Many believers hold tenaciously to faith in Scripture, but the Bible for them is a constitutional monarch, reigning splendidly in theory while the choices of life are based on something else – tradition, subjective desires or impressions, cultural values. The task of bringing all of life under the functional authority of Scripture is hard work. To abide in Christ is to abide in His words – to study diligently, searching for the meaning intended by the author, and reflecting carefully on that meaning. For Christ to abide in us is to make sure His words abide in us – courageously applying those words to life in faithful obedience. To live with fidelity to Christ is to live with fidelity to His Word.
But many who study the Bible diligently and seek to obey it are not abiding in Christ in the deepest sense because the study itself has become their preoccupation or because the obedience has become legalistic. They are diligently accumulating knowledge and are faithful in choices, but the emotions are dormant. They have missed the third “abiding” of John 15- “abide in love.”
The faith of most believers, Kierkegaard said, could more accurately be described as resignation. Resignation can be a form of faith, but it is not complete, robust faith. I experienced this recently when the bludgeoning of life’s circumstances had numbed my spirit. My wife was slipping toward oblivion under the ravages of Alzheimer’s Disease and my eldest son was taken in a tragic diving accident. I had resigned from leadership roles to care for my beloved just at a time when most men would feel they were reaching the peak of usefulness. I loved God so far as basic commitment was concerned, but the passion was gone. I wasn’t what lovers would call, “in love.” Yet Jesus said that to be in Him was to be in love (vs.9-17).
The model for love is the way the Father loves the Son (vs 9). We must do more than maintain our commitment and stick with the Word. If we love Him with the same kind of passion that unites the Father and Son, we will be abiding in His love.
The result of this loving relationship is joy. In fact, that we should experience full-bodied joy was at least one purpose He had in teaching us about abiding (vs 11). I had lost the joy. Was it because I had lost the love?

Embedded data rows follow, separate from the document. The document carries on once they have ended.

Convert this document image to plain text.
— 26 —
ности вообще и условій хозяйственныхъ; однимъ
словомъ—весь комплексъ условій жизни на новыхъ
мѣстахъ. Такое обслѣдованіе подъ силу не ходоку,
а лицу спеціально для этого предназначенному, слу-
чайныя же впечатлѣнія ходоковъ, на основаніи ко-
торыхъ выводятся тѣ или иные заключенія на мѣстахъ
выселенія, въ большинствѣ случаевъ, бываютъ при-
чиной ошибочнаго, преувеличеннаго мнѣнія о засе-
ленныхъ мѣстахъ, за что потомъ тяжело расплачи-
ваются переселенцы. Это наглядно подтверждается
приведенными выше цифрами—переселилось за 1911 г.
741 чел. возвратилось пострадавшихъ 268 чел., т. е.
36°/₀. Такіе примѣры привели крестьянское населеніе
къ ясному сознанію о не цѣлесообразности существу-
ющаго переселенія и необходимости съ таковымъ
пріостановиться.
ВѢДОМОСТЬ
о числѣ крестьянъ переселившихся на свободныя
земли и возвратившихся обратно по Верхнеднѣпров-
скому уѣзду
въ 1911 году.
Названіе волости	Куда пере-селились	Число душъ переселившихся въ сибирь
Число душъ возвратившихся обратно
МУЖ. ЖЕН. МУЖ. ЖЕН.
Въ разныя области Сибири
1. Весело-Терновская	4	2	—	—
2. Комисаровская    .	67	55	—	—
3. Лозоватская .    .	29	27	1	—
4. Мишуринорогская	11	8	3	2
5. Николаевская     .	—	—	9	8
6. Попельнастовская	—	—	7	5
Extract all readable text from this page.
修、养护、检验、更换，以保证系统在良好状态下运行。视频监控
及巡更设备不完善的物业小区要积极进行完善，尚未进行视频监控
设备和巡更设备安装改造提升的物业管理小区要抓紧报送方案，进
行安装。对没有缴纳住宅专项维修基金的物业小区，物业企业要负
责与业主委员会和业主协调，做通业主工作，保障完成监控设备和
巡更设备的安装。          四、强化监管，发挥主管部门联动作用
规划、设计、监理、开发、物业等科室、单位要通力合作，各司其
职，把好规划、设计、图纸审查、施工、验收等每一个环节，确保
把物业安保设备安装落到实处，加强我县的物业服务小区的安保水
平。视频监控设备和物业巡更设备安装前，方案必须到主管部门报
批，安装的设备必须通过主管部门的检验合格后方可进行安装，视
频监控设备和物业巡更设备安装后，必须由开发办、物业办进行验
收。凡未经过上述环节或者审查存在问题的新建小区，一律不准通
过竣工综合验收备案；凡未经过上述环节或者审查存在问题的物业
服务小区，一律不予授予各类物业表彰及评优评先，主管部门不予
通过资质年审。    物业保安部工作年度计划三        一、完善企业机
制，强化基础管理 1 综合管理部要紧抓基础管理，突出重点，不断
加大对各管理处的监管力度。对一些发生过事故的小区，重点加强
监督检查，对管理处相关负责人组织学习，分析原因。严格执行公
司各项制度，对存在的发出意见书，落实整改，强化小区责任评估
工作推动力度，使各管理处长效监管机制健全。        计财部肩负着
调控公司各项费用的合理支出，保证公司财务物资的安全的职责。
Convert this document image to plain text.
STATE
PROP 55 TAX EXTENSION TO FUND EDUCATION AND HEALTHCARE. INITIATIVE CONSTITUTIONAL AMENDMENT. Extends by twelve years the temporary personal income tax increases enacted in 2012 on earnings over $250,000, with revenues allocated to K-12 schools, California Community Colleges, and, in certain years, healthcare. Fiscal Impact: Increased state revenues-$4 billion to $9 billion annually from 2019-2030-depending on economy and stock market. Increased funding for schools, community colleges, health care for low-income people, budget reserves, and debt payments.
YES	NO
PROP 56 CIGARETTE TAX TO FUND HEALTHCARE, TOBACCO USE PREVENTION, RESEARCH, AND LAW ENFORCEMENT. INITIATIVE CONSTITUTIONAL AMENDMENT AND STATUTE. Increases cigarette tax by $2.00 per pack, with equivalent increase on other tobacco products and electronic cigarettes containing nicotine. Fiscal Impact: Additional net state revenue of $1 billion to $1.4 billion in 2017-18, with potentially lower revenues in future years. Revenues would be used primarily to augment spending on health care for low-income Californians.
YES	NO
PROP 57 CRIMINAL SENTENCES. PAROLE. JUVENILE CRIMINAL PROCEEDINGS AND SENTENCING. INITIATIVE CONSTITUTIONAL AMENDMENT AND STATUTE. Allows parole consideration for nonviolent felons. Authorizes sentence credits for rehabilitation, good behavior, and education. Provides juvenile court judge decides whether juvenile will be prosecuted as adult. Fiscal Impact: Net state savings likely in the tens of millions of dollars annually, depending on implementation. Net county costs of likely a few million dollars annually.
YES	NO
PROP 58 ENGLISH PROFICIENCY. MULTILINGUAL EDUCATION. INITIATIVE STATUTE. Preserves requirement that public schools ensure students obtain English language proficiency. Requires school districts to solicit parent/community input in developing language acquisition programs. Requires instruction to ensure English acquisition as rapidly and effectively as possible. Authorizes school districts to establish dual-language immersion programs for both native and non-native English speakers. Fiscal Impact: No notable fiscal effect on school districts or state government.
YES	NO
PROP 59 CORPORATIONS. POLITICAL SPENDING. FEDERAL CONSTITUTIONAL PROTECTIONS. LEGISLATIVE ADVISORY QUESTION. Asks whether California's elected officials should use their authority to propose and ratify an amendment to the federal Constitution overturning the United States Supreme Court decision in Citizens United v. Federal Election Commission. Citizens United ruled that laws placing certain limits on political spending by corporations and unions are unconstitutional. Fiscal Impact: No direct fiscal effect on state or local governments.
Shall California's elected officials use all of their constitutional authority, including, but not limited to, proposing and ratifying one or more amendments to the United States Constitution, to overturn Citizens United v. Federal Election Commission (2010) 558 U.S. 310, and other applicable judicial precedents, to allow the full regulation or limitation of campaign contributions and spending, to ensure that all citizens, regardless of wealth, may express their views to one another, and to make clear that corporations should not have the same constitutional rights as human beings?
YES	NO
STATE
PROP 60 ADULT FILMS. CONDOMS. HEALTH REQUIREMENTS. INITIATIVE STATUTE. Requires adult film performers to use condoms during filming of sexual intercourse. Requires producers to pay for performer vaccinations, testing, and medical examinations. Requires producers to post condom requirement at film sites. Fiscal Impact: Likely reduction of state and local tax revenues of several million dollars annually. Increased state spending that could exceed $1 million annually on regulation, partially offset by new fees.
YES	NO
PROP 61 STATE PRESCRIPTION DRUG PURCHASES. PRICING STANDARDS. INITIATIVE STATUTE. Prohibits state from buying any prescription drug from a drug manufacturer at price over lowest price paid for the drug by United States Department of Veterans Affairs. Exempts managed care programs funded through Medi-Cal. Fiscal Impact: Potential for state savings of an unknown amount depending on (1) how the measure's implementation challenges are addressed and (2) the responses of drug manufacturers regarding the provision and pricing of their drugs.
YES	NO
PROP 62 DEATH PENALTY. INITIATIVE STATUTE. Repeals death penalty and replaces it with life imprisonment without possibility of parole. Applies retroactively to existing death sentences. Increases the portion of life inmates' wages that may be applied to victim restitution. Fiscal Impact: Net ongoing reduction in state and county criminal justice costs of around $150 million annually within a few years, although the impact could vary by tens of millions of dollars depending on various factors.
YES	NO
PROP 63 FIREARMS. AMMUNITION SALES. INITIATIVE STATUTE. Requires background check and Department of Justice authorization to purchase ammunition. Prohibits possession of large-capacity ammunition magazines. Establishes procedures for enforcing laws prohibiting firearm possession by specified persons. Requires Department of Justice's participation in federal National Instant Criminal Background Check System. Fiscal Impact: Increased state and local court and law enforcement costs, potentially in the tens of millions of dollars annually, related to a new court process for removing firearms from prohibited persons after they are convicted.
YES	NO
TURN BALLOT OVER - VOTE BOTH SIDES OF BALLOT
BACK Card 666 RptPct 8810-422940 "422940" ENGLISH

The evidence of “in-love-ness” is interesting. It is not measured by the temperature of the emotion but by two very external, objective measurements: obedience to his commands and our relationship to others. “If you obey my commands, you will abide in my love, just as I have obeyed my Father’s commands and abide in his love” (vs 10). “My command is this: Love each other as I have loved you” (vs 12, 17). So the critical element in love is volition – what do I choose to do? No need to speak of loving Him if I am unwilling to obey Him.
What a beautiful interplay of the three abidings: abiding in Christ, obeying His word, and loving Him are viewed as almost identical, each defining the other, each reinforcing the others in a marvelous interaction, each essential to experiencing the others.
To obey may be evidence of genuine love, but sheer obedience will not produce the intoxicating joy of a loving relationship. Love as a passionate affection will bring the joy, however, and that kind of emotion is inherent in meno. But for now, a word for any who, have lost the joy of a passionate love. When your spirit is numb by the Novocain of bitter experiences, keep learning that heaviness of spirit lifts on the wings of praise. As you focus on the beauties of the Lord, as we contemplate in great detail all that God is, all that he has done, all the gifts He has given, a passionate love for Him can flood your spirit. Begin again to abide in love. And the joy returns! So this is the big connection, the meno, the abiding: commitment in permanent fidelity to a wonderful person and to His words in a love-suffused oneness of life.